A milhares de quilômetros dali, nos EUA, outra porta se fecha na sala da casa de Bob Harris que acaba de chegar, mas ninguém está ali lhe esperando. Ele deixa as malas ali mesmo, no meio do cômodo onde tudo está em no seu devido lugar, e parece só agora sentir o peso da longa viagem que acaba de empreender. Ele se aproxima da janela e olha lá fora o trânsito caótico de um dia qualquer. Ele pega o celular e busca um nome. Detém-se na letra C, vai chamar, mas é interrompido pela porta que se abre abruptamente na sala e dá espaço para a chegada de Nancy e JR no ambiente. O menino vai correndo até o pai para matar as saudades. A mulher diz que ele chegou mais cedo que o previsto e lhe dá um beijo protocolar. Bob a encara como se fosse a primeira vez em muitos anos. Ela fica desconcertada e lhe pergunta o que foi. Ele responde que há muito tempo não a olhava nos olhos. O menino sai correndo e se joga nas malas. Quer saber que presentes vai ganhar. Bob se aproxima e abre uma das malas. A primeira coisa à vista é uma peruca rosa. O menino fala que peruca é coisa de mulherzinha. Bob coloca a peruca e repete, imitando a voz do menino. Eles riem juntos. De longe, Nancy diz que é melhor Bob ir descansar, que ele está estranho. Ele rebate: só está vivo. O menino corre pela casa com um carrinho moderno, automático que emite uma profusão de luzes coloridas e sons incômodos. Ele pede para o pai levá-lo ao Japão da próxima vez. Bob promete que sim, que o levará. As luzes ficam refletindo na parede da sala.

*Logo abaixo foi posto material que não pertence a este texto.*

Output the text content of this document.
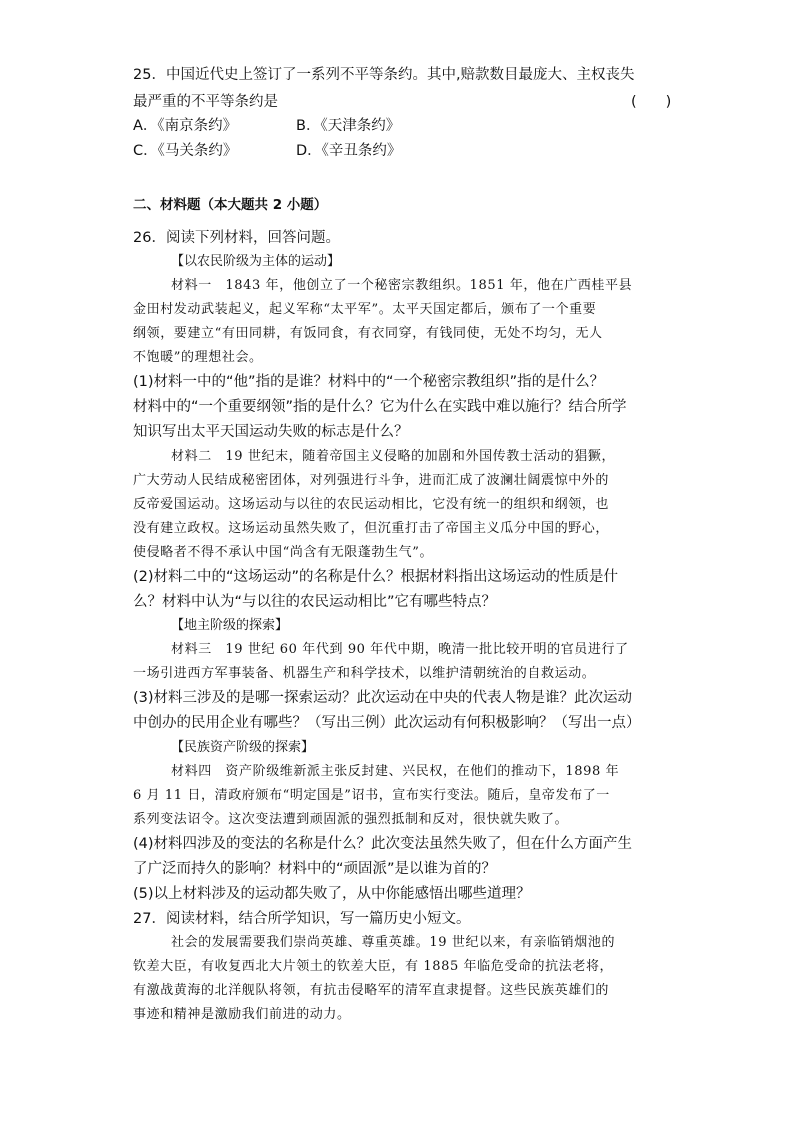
25．中国近代史上签订了一系列不平等条约。其中,赔款数目最庞大、主权丧失
最严重的不平等条约是	(　　)
A．《南京条约》	B．《天津条约》
C．《马关条约》	D．《辛丑条约》
二、材料题（本大题共 2 小题）
26．阅读下列材料，回答问题。
【以农民阶级为主体的运动】
材料一　1843 年，他创立了一个秘密宗教组织。1851 年，他在广西桂平县
金田村发动武装起义，起义军称“太平军”。太平天国定都后，颁布了一个重要
纲领，要建立“有田同耕，有饭同食，有衣同穿，有钱同使，无处不均匀，无人
不饱暖”的理想社会。
(1)材料一中的“他”指的是谁？材料中的“一个秘密宗教组织”指的是什么？
材料中的“一个重要纲领”指的是什么？它为什么在实践中难以施行？结合所学
知识写出太平天国运动失败的标志是什么？
材料二　19 世纪末，随着帝国主义侵略的加剧和外国传教士活动的猖獗，
广大劳动人民结成秘密团体，对列强进行斗争，进而汇成了波澜壮阔震惊中外的
反帝爱国运动。这场运动与以往的农民运动相比，它没有统一的组织和纲领，也
没有建立政权。这场运动虽然失败了，但沉重打击了帝国主义瓜分中国的野心，
使侵略者不得不承认中国“尚含有无限蓬勃生气”。
(2)材料二中的“这场运动”的名称是什么？根据材料指出这场运动的性质是什
么？材料中认为“与以往的农民运动相比”它有哪些特点？
【地主阶级的探索】
材料三　19 世纪 60 年代到 90 年代中期，晚清一批比较开明的官员进行了
一场引进西方军事装备、机器生产和科学技术，以维护清朝统治的自救运动。
(3)材料三涉及的是哪一探索运动？此次运动在中央的代表人物是谁？此次运动
中创办的民用企业有哪些？（写出三例）此次运动有何积极影响？（写出一点）
【民族资产阶级的探索】
材料四　资产阶级维新派主张反封建、兴民权，在他们的推动下，1898 年
6 月 11 日，清政府颁布“明定国是”诏书，宣布实行变法。随后，皇帝发布了一
系列变法诏令。这次变法遭到顽固派的强烈抵制和反对，很快就失败了。
(4)材料四涉及的变法的名称是什么？此次变法虽然失败了，但在什么方面产生
了广泛而持久的影响？材料中的“顽固派”是以谁为首的？
(5)以上材料涉及的运动都失败了，从中你能感悟出哪些道理？
27．阅读材料，结合所学知识，写一篇历史小短文。
社会的发展需要我们崇尚英雄、尊重英雄。19 世纪以来，有亲临销烟池的
钦差大臣，有收复西北大片领土的钦差大臣，有 1885 年临危受命的抗法老将，
有激战黄海的北洋舰队将领，有抗击侵略军的清军直隶提督。这些民族英雄们的
事迹和精神是激励我们前进的动力。
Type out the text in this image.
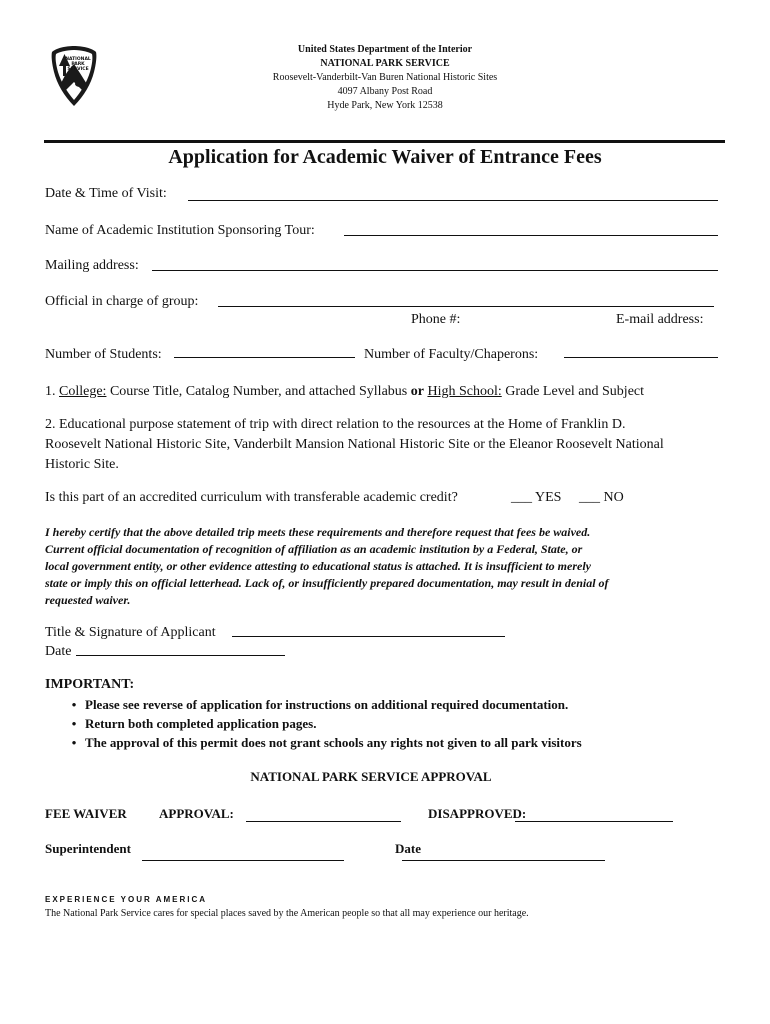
NATIONAL
PARK
SERVICE
United States Department of the Interior
NATIONAL PARK SERVICE
Roosevelt-Vanderbilt-Van Buren National Historic Sites
4097 Albany Post Road
Hyde Park, New York 12538
Application for Academic Waiver of Entrance Fees
Date & Time of Visit:
Name of Academic Institution Sponsoring Tour:
Mailing address:
Official in charge of group:
Phone #:	E-mail address:
Number of Students:	Number of Faculty/Chaperons:
1. College: Course Title, Catalog Number, and attached Syllabus or High School: Grade Level and Subject
2. Educational purpose statement of trip with direct relation to the resources at the Home of Franklin D.
Roosevelt National Historic Site, Vanderbilt Mansion National Historic Site or the Eleanor Roosevelt National
Historic Site.
Is this part of an accredited curriculum with transferable academic credit?	___ YES ___ NO
I hereby certify that the above detailed trip meets these requirements and therefore request that fees be waived.
Current official documentation of recognition of affiliation as an academic institution by a Federal, State, or
local government entity, or other evidence attesting to educational status is attached. It is insufficient to merely
state or imply this on official letterhead. Lack of, or insufficiently prepared documentation, may result in denial of
requested waiver.
Title & Signature of Applicant
Date
IMPORTANT:
• Please see reverse of application for instructions on additional required documentation.
• Return both completed application pages.
• The approval of this permit does not grant schools any rights not given to all park visitors
NATIONAL PARK SERVICE APPROVAL
FEE WAIVER APPROVAL:	DISAPPROVED:
Superintendent	Date
EXPERIENCE YOUR AMERICA
The National Park Service cares for special places saved by the American people so that all may experience our heritage.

São luzes coloridas também que Charlotte vê piscando na pista de pouso do avião. Ela segue o fluxo de pessoas que desembarcam e buscam suas malas. Ela não precisa esperar. Já tem tudo em suas mãos. Ela sai do aeroporto e entra em um táxi. Quando o motorista lhe pergunta para onde, ela não sabe o que dizer e o manda seguir em frente. Ela pega o celular, hesita um instante e disca.

O telefone de Bob toca e ele atende no mesmo instante, ansioso. É seu agente lhe dizendo que a campanha no Japão foi bem recebida. Que agora a Mont Blanc quer filmar com ele ainda nesta semana. Bob não pode disfarçar sua decepção. O agente estranha. A Mont Blanc é uma marca de prestígio. Bob diz apenas: foi. O agente não quer estender este tema e logo passa para as explicações práticas, na hora da filmagem um carro irá buscá-lo como sempre. Bob desliga e volta a ostentar aquele ar cansado de quem vive no modo repeat.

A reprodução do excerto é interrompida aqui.